Closed frbattid closed 10 years ago
My only concern with this is whether we would be "tieing" too much to Hive behaviour/limitation. I mean, Hive is just one of the possible stacks that can run on top Hadoop/HDFS (although an important one for us in FI-WARE, of course). In this situation of multiple potential users of the date field, adhere to standards (in this case, ISO 8601 standard) is probably the best option.
Maybe we can think in a CLI argument (another one :) to activate/deactivate Hive compatibility.
Opinions?
Hive has the folloguing User Defined Functions (UDF): https://cwiki.apache.org/confluence/display/Hive/LanguageManual+UDF#LanguageManualUDF-DateFunctions
There exists other custom UDF that can be added as .jar files to Hive. This one converts ISO 8601 datetimes into Hive ones: https://github.com/simplymeasured/hive-udf
You are probably right and we should maintain the standard format, and use formatter pluggins.

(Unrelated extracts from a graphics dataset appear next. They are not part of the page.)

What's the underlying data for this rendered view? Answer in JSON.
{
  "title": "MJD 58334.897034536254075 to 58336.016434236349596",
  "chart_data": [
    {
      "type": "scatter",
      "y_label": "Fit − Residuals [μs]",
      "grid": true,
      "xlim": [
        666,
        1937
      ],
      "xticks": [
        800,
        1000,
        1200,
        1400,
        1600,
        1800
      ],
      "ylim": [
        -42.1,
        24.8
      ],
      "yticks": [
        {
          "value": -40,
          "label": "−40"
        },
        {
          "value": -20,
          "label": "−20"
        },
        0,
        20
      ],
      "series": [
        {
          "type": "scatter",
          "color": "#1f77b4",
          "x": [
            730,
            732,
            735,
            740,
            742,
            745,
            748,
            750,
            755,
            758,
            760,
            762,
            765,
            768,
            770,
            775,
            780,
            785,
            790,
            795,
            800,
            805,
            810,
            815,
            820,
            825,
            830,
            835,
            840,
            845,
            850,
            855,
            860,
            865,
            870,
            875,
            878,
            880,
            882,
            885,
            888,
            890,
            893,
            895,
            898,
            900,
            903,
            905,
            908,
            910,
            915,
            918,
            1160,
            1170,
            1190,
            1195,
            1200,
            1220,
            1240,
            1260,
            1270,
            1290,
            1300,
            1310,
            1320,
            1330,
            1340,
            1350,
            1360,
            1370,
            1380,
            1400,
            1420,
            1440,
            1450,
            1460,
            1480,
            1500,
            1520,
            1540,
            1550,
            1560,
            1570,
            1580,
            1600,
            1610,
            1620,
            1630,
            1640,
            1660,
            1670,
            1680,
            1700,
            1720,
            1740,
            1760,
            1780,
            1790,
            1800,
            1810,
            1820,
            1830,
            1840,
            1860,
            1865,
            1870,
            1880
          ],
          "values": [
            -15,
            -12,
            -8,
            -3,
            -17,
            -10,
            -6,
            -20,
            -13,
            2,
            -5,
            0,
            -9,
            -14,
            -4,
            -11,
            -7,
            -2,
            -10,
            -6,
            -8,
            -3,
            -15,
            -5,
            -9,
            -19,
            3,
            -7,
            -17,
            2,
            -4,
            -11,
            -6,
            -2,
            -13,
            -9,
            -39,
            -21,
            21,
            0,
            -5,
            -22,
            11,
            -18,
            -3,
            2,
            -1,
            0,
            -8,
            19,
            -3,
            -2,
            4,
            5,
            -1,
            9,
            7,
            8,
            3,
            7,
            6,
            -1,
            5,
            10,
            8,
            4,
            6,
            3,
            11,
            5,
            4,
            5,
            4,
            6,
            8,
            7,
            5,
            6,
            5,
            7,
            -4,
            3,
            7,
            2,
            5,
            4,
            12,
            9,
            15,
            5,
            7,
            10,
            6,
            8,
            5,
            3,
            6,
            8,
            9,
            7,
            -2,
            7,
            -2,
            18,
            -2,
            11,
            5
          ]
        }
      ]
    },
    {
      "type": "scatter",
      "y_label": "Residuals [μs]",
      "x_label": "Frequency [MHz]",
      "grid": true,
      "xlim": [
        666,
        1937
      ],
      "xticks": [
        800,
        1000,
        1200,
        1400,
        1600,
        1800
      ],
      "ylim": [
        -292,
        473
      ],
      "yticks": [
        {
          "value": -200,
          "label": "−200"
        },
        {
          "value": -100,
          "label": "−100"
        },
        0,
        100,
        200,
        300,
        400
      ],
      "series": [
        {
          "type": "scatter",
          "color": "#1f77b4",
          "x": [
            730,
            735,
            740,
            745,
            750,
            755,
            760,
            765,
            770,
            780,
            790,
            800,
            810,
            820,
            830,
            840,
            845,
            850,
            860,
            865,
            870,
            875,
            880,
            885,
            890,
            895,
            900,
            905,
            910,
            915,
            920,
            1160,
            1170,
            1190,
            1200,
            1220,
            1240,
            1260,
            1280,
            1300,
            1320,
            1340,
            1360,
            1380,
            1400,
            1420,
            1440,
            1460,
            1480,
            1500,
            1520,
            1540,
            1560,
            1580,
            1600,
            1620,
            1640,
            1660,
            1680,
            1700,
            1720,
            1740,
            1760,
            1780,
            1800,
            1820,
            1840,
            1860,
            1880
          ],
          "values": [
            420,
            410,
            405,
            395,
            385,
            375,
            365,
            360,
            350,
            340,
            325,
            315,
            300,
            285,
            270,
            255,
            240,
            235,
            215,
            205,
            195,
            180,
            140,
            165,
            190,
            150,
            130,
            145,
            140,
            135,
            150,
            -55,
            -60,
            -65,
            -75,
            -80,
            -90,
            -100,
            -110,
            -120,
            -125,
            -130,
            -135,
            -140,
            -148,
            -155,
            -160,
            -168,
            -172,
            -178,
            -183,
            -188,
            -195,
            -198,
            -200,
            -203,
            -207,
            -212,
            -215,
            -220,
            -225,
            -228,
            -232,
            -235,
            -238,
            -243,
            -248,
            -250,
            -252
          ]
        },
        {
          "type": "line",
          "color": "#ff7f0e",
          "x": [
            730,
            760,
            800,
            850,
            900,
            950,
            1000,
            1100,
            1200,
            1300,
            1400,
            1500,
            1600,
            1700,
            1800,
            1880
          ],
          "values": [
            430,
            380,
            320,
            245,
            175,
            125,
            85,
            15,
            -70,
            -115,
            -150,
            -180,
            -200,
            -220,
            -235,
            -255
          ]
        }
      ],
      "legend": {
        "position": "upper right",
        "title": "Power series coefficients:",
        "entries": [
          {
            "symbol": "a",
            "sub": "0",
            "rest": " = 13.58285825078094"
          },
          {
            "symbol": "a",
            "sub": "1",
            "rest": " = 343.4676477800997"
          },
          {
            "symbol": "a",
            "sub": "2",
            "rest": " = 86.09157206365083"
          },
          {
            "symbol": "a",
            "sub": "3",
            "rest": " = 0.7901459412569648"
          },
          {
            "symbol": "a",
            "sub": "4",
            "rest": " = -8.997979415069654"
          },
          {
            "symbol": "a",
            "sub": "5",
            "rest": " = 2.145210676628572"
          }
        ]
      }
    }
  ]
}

At the end we decided to maintain the standard format in Cygnus (https://github.com/telefonicaid/fiware-connectors/tree/develop/cosmos/cygnus), so the issue is closed.
The datetime string persisted in HDFS contains the 'T' character as field sepatator between the date and time parts:
This is not what Hive expects, but a ' ' field separator (Hive manages datetimes as strings in the form "%Y-%m-%s %h:%i:%s.%f").